Can you believe the technologies available to support and enable learning today? I’m starting this blog, rather fittingly on the first day of a new year, to chronicle my journey through my M.Ed. degree in Educational Communications and Technology. I have been working in technology for 30 years, but only the last nine in K-12 education. I cannot read or experience enough – fast enough – to quench my thirst for learning about this space.

Some questions that are foremost for me this year:
1. What is the role of parents in a technology-enabled learning environment? Has or will technology continue to change their role?
2. Do we worry too much? That is, about the security of the online environment for kids? Or the reliability of the environment for the users?

I will come back to these questions, and add others, over the course of the year.

And, snagging an idea from another, I’m going to try to complete a 2008/366 project – taking a picture on every day of the year. I’m just loading Adobe Photoshop Elements 4.0 on my Mac and I want to put it to good use!

Happy New Year!


2 Responses

  1. Welcome Cindy. I’m really excited that you setup this blog already. The edublogosphere can be an amazing context for learning, the network is strong, knowledgeable, and giving.
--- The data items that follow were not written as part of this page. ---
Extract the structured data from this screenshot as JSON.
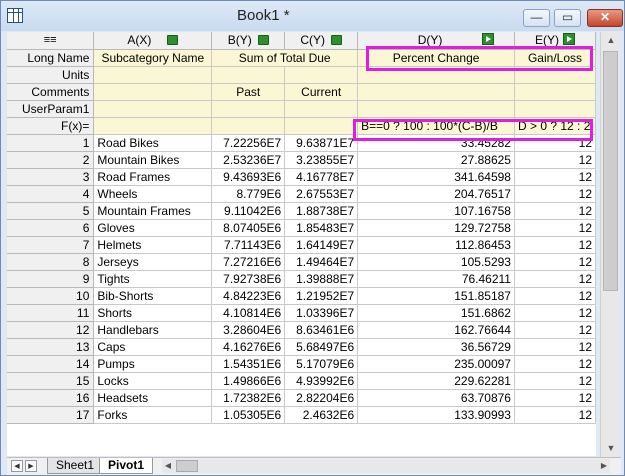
{
  "window": {
    "title": "Book1 *",
    "minimize": "—",
    "maximize": "▭",
    "close": "✕"
  },
  "corner_icon": "grid-menu-icon",
  "columns": [
    {
      "name": "A(X)"
    },
    {
      "name": "B(Y)"
    },
    {
      "name": "C(Y)"
    },
    {
      "name": "D(Y)"
    },
    {
      "name": "E(Y)"
    }
  ],
  "row_labels": {
    "long_name": "Long Name",
    "units": "Units",
    "comments": "Comments",
    "userparam1": "UserParam1",
    "fx": "F(x)="
  },
  "long_name": {
    "a": "Subcategory Name",
    "bc": "Sum of Total Due",
    "d": "Percent Change",
    "e": "Gain/Loss"
  },
  "comments": {
    "a": "",
    "b": "Past",
    "c": "Current"
  },
  "fx": {
    "d": "B==0 ? 100 : 100*(C-B)/B",
    "e": "D > 0 ? 12 : 2"
  },
  "rows": [
    {
      "n": "1",
      "a": "Road Bikes",
      "b": "7.22256E7",
      "c": "9.63871E7",
      "d": "33.45282",
      "e": "12"
    },
    {
      "n": "2",
      "a": "Mountain Bikes",
      "b": "2.53236E7",
      "c": "3.23855E7",
      "d": "27.88625",
      "e": "12"
    },
    {
      "n": "3",
      "a": "Road Frames",
      "b": "9.43693E6",
      "c": "4.16778E7",
      "d": "341.64598",
      "e": "12"
    },
    {
      "n": "4",
      "a": "Wheels",
      "b": "8.779E6",
      "c": "2.67553E7",
      "d": "204.76517",
      "e": "12"
    },
    {
      "n": "5",
      "a": "Mountain Frames",
      "b": "9.11042E6",
      "c": "1.88738E7",
      "d": "107.16758",
      "e": "12"
    },
    {
      "n": "6",
      "a": "Gloves",
      "b": "8.07405E6",
      "c": "1.85483E7",
      "d": "129.72758",
      "e": "12"
    },
    {
      "n": "7",
      "a": "Helmets",
      "b": "7.71143E6",
      "c": "1.64149E7",
      "d": "112.86453",
      "e": "12"
    },
    {
      "n": "8",
      "a": "Jerseys",
      "b": "7.27216E6",
      "c": "1.49464E7",
      "d": "105.5293",
      "e": "12"
    },
    {
      "n": "9",
      "a": "Tights",
      "b": "7.92738E6",
      "c": "1.39888E7",
      "d": "76.46211",
      "e": "12"
    },
    {
      "n": "10",
      "a": "Bib-Shorts",
      "b": "4.84223E6",
      "c": "1.21952E7",
      "d": "151.85187",
      "e": "12"
    },
    {
      "n": "11",
      "a": "Shorts",
      "b": "4.10814E6",
      "c": "1.03396E7",
      "d": "151.6862",
      "e": "12"
    },
    {
      "n": "12",
      "a": "Handlebars",
      "b": "3.28604E6",
      "c": "8.63461E6",
      "d": "162.76644",
      "e": "12"
    },
    {
      "n": "13",
      "a": "Caps",
      "b": "4.16276E6",
      "c": "5.68497E6",
      "d": "36.56729",
      "e": "12"
    },
    {
      "n": "14",
      "a": "Pumps",
      "b": "1.54351E6",
      "c": "5.17079E6",
      "d": "235.00097",
      "e": "12"
    },
    {
      "n": "15",
      "a": "Locks",
      "b": "1.49866E6",
      "c": "4.93992E6",
      "d": "229.62281",
      "e": "12"
    },
    {
      "n": "16",
      "a": "Headsets",
      "b": "1.72382E6",
      "c": "2.82204E6",
      "d": "63.70876",
      "e": "12"
    },
    {
      "n": "17",
      "a": "Forks",
      "b": "1.05305E6",
      "c": "2.4632E6",
      "d": "133.90993",
      "e": "12"
    }
  ],
  "sheets": [
    {
      "label": "Sheet1",
      "active": false
    },
    {
      "label": "Pivot1",
      "active": true
    }
  ],
  "highlight_color": "#e21ddb"
}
    Thanks for getting started. And best of luck on the 2008/366 project. I’m trying my best to stick with it for my own personal learning.

    I’m going to let others have a crack at your other questions first … great questions, and a great place to start.

    Best in 2008,

  2. Cindy, welcome to the edublogosphere! You have a great deal of enthusiasm and passion for your job and interests and you are about to begin an exciting journey. I would love to address your questions. My three teenagers have two geeky parents (lucky them!) – one of whom is a teacher who loves educational technology. They are my petri dish. My observation is that the quality of the family relationships is key to whether a technology-enabled environment will become a learning environment or not. I believe there have been some studies to demonstrate this.
    The second question is a very important one – yes, I think there is far too much filtering and blocking going on that is unwarranted and actually harmful to students by preventing them for great opportunities to connect and learn appropriate uses for internet environments and tools. I speak from experience as a classroom teacher who was permitted to use blogging, wikis and skype in my classroom practices and watched my students develop a fantastic skill set in using online tools, experiencing communication appropriately across cultures in collaborative projects and building higher order thinking skills. It saddens me that so many schools who have access to the technology filter out the great opportunities this access affords students. I have asked around and have yet to hear of solid cases of abuse of online social spaces when students have had school access to these environments. Rather, I think we are doing a grave disservice to our students by preventing opportunities to model and teach appropriate uses of online communication during the times when we have access to our students.
    Good luck with your journey and enjoy your classes at USask! I will catch up with you later!